A dull December: How demonetisation is hitting the advertising industry

With Christmas and New Year to cash in on, December is usually a busy – and profitable – month for the advertising sector. But this December is likely to be a dull one. If the cash crunch caused by demonetisation has led to a slump in business across sectors, advertising is the one industry that ends up feeling its collective pinch.

In the three weeks since currency notes of Rs 500 and Rs 1,000 were demonetised, advertising agencies and other media companies have seen a marked decrease in the advertising expenditure of companies, particularly those producing fast-moving consumer goods. By the end of December, some media agencies are expecting to see advertising cancellations worth Rs 600-Rs 700 crore, while others estimate a 25%-30% drop in advertising spend in the short term.

While this would mean a definite gloom in the third quarter of the financial year (October to December), advertising experts are unsure if these effects of demonetisation will spill over into the next quarter.
Pulling out of product launches

Since advertising both influences and reflects consumer sentiment, the industry serves as a sensitive barometer of the mood of a country and its consumers. “The moment a chill sets in, it [the ad industry] is one of the first sectors to catch a cold,” said Anvar Alikhan, senior vice president and strategy consultant at JWT, a prominent advertising agency.

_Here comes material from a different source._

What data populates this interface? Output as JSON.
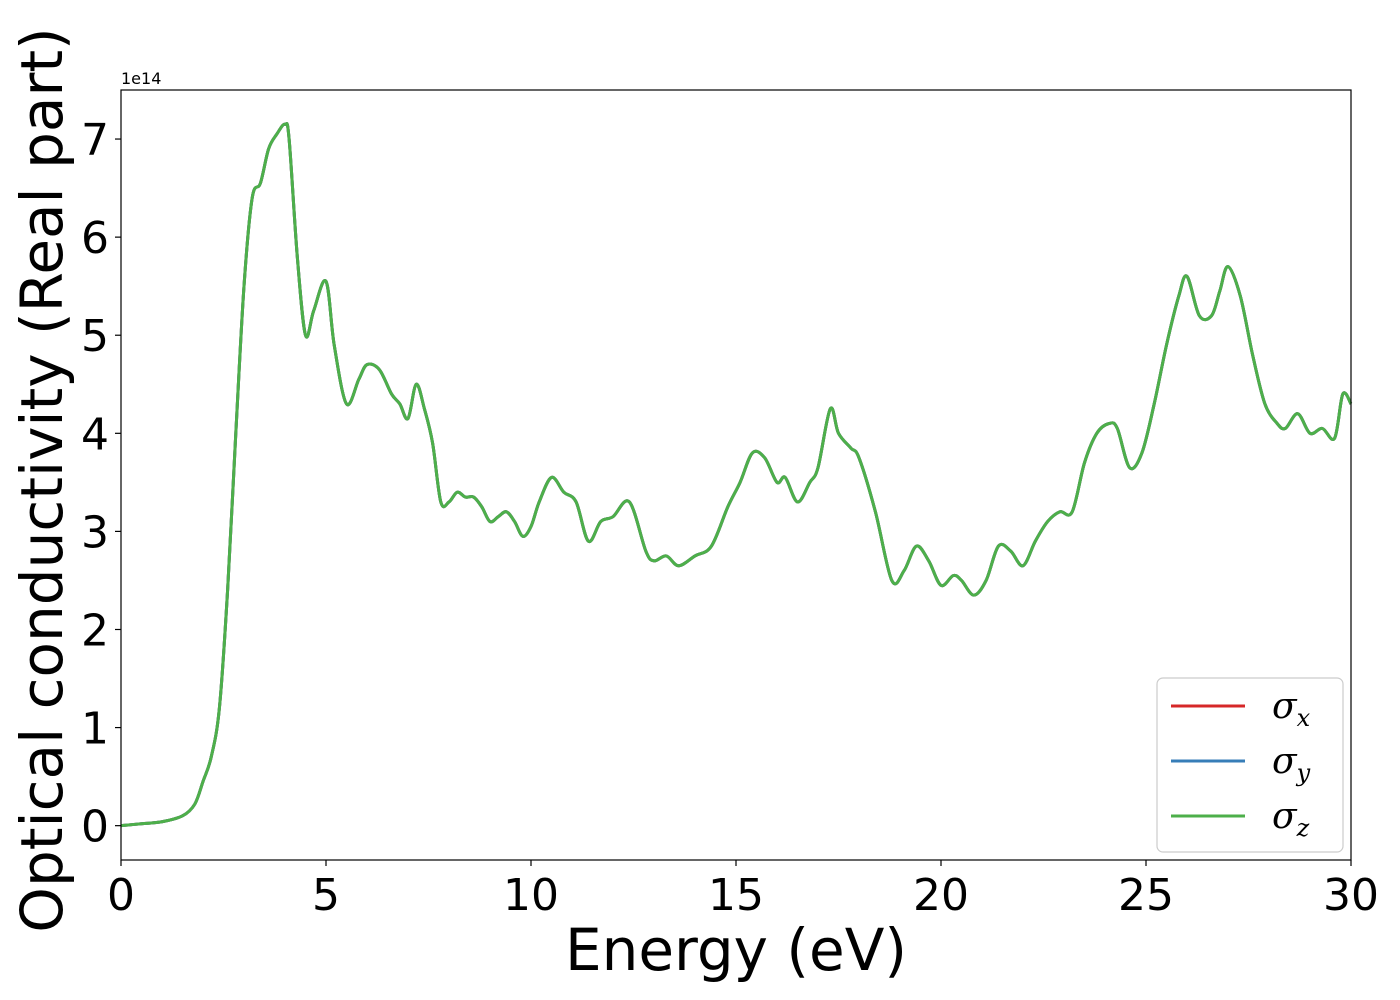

With the government suddenly invalidating 86% of the India’s circulating currency, and the Reserve Bank of India still struggling to push new, valid currency notes back into circulation, demonetisation has had a direct impact on consumers’ ability to buy commodities. This, in turn, has brought down sales of almost all goods that are discretionary, or not essential to people’s lives. These include real estate, durable goods like vehicles and gadgets and a host of retail and fast-moving consumer goods. For instance, Britannia Industries – known for its biscuits and processed food products – is expecting its sales to be hit by 15% to 20% in the next six weeks.

The drop in sales in the past three weeks has led to a clear drop in the advertising expenses companies are willing to make. “If consumer demand is going to be significantly lower, then advertising spends will also be correspondingly hit,” said Anant Rangaswami, editor of CNBC TV18’s Storyboard, a show on advertising, brands and entrepreneurship.

Since FMCG companies are among the biggest advertisers in India, particularly in the sector of television commercials, they are now cancelling or postponing ad campaigns and product launches that were planned for December.

“Companies are categorically postponing product launches, which will affect the revenues of general entertainment channels,” said Rangaswami. “December and Quarter 1, 2017, are likely to be dry months.”

At several advertising agencies, senior client servicing executives confirm this unexpected slowdown. “One of our clients, an FMCG brand, had a whole ad campaign ready for the launch of a new product, but they have paused it for now because this is not the right market environment for a product launch,” said the client servicing head of a leading advertising agency in Mumbai.

At another prominent agency, a senior executive claimed that campaign launches have been deferred for “cash offtakes”, or products that are usually always paid for by cash. “One quarter is definitely going to be washed out,” said the executive, who did not wish to be named. “A lot of marketers are sitting on the fence, waiting and watching to see how things play out.”
A long wait?

Most companies and advertisers have no option but to wait and watch, because of the widespread uncertainty about the medium and long-term impact of demonetisation.

“From November 8 till today, the government has made so many changes on demonetisation, it is difficult to predict what the next quarter will look like,” said Rangaswami.

So far, says Alikhan, advertising spends had been reflecting the country’s GDP growth in recent months, which was clocking 7%. “But now suddenly the mood has turned frosty, and the big question is how much of a hit the economy will take in the coming six to 12 months,” he said.

Since there is almost no precedent to the kind of demonetisation that the Indian government is now attempting, what happens in the next few financial quarters will depend on how the government is able to manage the current liquidity crisis, says Alikhan.